The mode’s randomized elements are tough but fair. My early goings in the mode barely saw me get past–or even to–the first boss (the third level), and it felt like a learning experience even as I’ve been playing the series for 20 years. Days later, after several hours in-game, I found that patience is everything in this mode, and never have I felt like the game set me up to fail. Instead, it wants to watch me squirm as I re-establish my understanding of the world, but still rewards me handsomely when I prevail. Even failure has its own rewards, as you’ll keep some of your money earned as well as any guns you unlocked via the persistent ranking system.
If you still find yourself roguelite-averse, the mode’s most unexpected feature might be what sways you. The game’s hub takes place in a new safehouse which you can customize with many dozens of cosmetics including furniture, vehicles, and even new inventory items that you can bring into missions with you, such as on-hand wine bottles or bananas for knocking out guards. As Agent 47 makes his house a home, you benefit not just aesthetically but by having larger and more useful loadouts.
With maps that move the throwables around unpredictably, heading into a level with a melee weapon in your pocket is a massive advantage. I didn’t know I wanted to be Agent 47’s interior decorator until IO Interactive offered me the job. It’s rewarding to climb the mode’s Mastery ranks to unlock additional inventory slots and new persistent unlocks like new guns and items for use in missions, but I’m finding it just unexpectedly exciting to unlock a new motorcycle for Agent 47’s garage or a new dining room table for his hideout.
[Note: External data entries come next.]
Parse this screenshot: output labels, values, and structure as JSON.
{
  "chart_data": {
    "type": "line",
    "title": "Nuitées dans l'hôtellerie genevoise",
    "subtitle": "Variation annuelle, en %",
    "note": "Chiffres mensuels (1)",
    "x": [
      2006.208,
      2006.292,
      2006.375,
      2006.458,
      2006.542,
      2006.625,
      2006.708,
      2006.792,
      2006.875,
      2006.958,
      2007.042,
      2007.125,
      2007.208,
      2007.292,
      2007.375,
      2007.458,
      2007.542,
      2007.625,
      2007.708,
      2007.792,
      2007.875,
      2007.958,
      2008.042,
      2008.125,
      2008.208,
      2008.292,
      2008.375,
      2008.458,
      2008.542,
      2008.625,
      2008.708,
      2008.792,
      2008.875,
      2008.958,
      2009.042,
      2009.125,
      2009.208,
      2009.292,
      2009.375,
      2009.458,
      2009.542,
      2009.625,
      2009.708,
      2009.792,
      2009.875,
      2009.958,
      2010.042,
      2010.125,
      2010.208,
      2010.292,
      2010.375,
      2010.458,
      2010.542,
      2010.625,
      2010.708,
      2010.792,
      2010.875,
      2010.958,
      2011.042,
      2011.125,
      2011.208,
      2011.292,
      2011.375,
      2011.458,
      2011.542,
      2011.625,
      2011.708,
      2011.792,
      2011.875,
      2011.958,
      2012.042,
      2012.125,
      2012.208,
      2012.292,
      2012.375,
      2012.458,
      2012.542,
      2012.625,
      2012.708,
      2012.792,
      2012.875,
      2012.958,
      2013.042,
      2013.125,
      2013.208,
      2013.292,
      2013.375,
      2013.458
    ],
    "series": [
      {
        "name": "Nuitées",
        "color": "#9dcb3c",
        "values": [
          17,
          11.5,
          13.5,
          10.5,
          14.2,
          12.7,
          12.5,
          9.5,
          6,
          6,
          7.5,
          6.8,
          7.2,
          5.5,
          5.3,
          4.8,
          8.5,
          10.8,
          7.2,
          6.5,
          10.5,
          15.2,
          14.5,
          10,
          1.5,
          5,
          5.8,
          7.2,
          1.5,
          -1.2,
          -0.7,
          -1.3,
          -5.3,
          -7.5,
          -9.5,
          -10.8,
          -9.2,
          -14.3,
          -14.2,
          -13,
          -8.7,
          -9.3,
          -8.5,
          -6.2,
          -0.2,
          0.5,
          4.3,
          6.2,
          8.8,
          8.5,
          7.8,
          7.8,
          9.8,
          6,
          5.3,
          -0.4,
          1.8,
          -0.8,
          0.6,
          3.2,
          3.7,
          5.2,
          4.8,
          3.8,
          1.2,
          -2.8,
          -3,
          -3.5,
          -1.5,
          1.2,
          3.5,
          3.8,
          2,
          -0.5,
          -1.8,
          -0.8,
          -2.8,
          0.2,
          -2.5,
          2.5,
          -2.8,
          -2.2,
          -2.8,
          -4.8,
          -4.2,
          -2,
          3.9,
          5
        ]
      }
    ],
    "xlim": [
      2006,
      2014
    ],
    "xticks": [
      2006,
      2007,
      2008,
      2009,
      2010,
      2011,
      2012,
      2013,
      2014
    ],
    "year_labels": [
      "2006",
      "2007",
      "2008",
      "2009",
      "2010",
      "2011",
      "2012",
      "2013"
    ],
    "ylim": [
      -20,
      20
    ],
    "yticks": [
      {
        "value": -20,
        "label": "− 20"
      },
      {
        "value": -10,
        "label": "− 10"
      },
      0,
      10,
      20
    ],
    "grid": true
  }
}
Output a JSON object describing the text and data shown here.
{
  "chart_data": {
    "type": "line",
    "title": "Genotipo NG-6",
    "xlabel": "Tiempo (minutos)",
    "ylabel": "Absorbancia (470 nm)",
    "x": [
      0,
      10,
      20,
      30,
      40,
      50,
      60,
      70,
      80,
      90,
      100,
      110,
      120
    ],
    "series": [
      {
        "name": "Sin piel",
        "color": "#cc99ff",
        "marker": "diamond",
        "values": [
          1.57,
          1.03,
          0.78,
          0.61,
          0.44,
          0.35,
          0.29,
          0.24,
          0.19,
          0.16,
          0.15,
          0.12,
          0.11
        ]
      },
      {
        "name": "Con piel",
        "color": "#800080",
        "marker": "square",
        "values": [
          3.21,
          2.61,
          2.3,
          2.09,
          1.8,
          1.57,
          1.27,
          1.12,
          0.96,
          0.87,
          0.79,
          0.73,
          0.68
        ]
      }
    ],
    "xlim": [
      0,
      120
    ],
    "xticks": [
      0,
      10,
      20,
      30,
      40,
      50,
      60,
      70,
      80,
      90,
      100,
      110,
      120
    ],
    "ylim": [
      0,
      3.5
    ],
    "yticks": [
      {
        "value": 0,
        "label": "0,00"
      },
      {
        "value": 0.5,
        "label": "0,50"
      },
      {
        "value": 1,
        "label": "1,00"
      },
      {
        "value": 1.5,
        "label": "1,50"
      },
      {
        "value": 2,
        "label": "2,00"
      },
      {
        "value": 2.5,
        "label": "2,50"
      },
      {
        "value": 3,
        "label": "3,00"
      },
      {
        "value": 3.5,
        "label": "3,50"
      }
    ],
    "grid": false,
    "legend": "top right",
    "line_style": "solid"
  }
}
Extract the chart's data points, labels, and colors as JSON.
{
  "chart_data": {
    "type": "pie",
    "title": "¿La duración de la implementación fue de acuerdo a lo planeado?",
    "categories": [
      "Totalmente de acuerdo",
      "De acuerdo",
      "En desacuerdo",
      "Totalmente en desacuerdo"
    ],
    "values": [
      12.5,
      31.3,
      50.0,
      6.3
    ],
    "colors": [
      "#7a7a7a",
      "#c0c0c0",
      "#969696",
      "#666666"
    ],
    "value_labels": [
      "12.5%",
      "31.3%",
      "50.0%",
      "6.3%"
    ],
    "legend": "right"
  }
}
While the cosmetic elements are there to serve as long-tailed endgame rewards–I’ve played for many hours and am only level 13 of 100–all the gameplay changes it makes are there to brilliantly reimagine what a Hitman game even is. Sometimes the debate comes up where we wonder if something like DLC or a new season of a live-service game can be enough to merit GOTY consideration years after an initial launch. I’ve long maintained that we should consider such games if we believe the changes are meaningful enough. In this case, I think Hitman Freelancer is not just a legitimate Game of the Year contender; it’s the best thing to happen to Hitman since the series was reborn in 2016.